The dinghy is stored on top of the boat and is launched with a small crane. If the boat rolls while the dinghy is being raised or lowered the dinghy can swing out of control and crash into the side of the boat. We have done that and when the outboard motor hits the hull it is not a pleasant experience for any of us. Especially for we crew members who are held accountable for keeping the 350 lb. dinghy under control.

A metal fan is lowered from the pole into the water and it opens and closes to dampen the boat’s movement. As you can see, the roll stopper is not the greatest looking addition. The poles sticking out to the side make us look like a shrimp boat. But we trawler boaters value comfort and function over aesthetics. We decided to install one on the starboard side of the boat and if it showed any promise then decide if was worth investing in a second device for the port side.

Unlike our last visit to Vieques, the anchorages were smoother this time, with winds coming from the north. We had a mild roll at Punta Arenas, just a couple of degrees. While the roll stopper did seem to make an impact we need to test it under harsher conditions. Where’s a rolly anchorage when you want one? I will probably regret thinking that.

The Captain at the tiller of his beloved go-fast dinghy. We quickly made the two mile trip from the Sun Bay anchorage to visit the town of Esperanza. We still couldn't keep up with the flying fish scooting along above the surface.

The Captain at the tiller of his beloved go-fast dinghy. We quickly made the two mile trip from the Sun Bay anchorage to visit the town of Esperanza. We still couldn't keep up with the flying fish scooting along above the surface.

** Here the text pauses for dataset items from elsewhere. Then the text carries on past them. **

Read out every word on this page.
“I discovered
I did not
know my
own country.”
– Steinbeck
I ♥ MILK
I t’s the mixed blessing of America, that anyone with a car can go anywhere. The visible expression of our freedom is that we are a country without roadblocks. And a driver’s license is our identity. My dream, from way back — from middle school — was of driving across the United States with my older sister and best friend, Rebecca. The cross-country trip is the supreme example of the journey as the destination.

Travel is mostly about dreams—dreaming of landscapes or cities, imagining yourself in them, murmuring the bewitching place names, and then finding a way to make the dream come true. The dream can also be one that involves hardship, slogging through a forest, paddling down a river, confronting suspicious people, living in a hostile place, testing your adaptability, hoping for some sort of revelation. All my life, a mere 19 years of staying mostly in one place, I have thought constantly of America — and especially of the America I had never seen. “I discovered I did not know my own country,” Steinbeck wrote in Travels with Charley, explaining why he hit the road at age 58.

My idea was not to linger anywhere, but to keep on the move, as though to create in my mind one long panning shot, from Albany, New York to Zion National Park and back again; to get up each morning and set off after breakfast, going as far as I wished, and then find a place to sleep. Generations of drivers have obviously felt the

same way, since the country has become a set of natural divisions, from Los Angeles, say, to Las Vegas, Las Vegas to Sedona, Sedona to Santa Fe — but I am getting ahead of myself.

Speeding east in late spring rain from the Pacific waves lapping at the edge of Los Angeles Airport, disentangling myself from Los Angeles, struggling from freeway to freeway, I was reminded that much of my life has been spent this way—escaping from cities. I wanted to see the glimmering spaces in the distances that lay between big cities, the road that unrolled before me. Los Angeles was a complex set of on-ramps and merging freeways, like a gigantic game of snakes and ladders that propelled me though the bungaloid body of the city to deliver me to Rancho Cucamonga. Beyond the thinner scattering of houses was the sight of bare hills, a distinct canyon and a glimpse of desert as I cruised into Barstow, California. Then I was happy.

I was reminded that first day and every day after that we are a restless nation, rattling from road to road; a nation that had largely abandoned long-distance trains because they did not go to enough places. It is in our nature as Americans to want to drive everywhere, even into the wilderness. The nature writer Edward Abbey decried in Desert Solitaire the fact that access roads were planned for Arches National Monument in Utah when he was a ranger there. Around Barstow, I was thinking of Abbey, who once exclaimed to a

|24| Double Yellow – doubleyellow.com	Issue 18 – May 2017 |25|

Underwater growth on the hull was interfering with the watermaker intake, and Bob spent the better part of two days scraping and cleaning to remove the barnacles and get the watermaker back on-line. He is hopeful that this will be the last scraping needed until the boat is hauled and painted later this fall.

The history of Vieques is intriguing. The island has a much higher cancer rate than the mainland, likely because of environmental contamination from past chemical weapons testing. Many parts of the island are still off-limits due to the potential presence of unexploded devices. It is unclear why the government doesn’t clean it up.

This paper published by the Council on Hemispheric Affairs (COHA) provides some fascinating insight on the situation: http://www.coha.org/clearing-out-without-cleaning-up-the-u-s-and-vieques-island/. After reading it, I think we should dump the batch of water we made while on Vieques. 

We are back at Palmas, and planning to wrap up our time on the Puerto Rico mainland within the next two weeks. Generator #1 has failed again, so Bob has one more project for the list. Just like a house, there is always something to fix on a boat.

This is an example of one of the fine dinghy docks we have encountered along the way. Seriously, we often have to improvise. First class dinghy facilities just aren't a priority in most places.

This is an example of one of the fine dinghy docks we have encountered along the way. Seriously, we often have to improvise. First class dinghy facilities just aren't a priority in most places.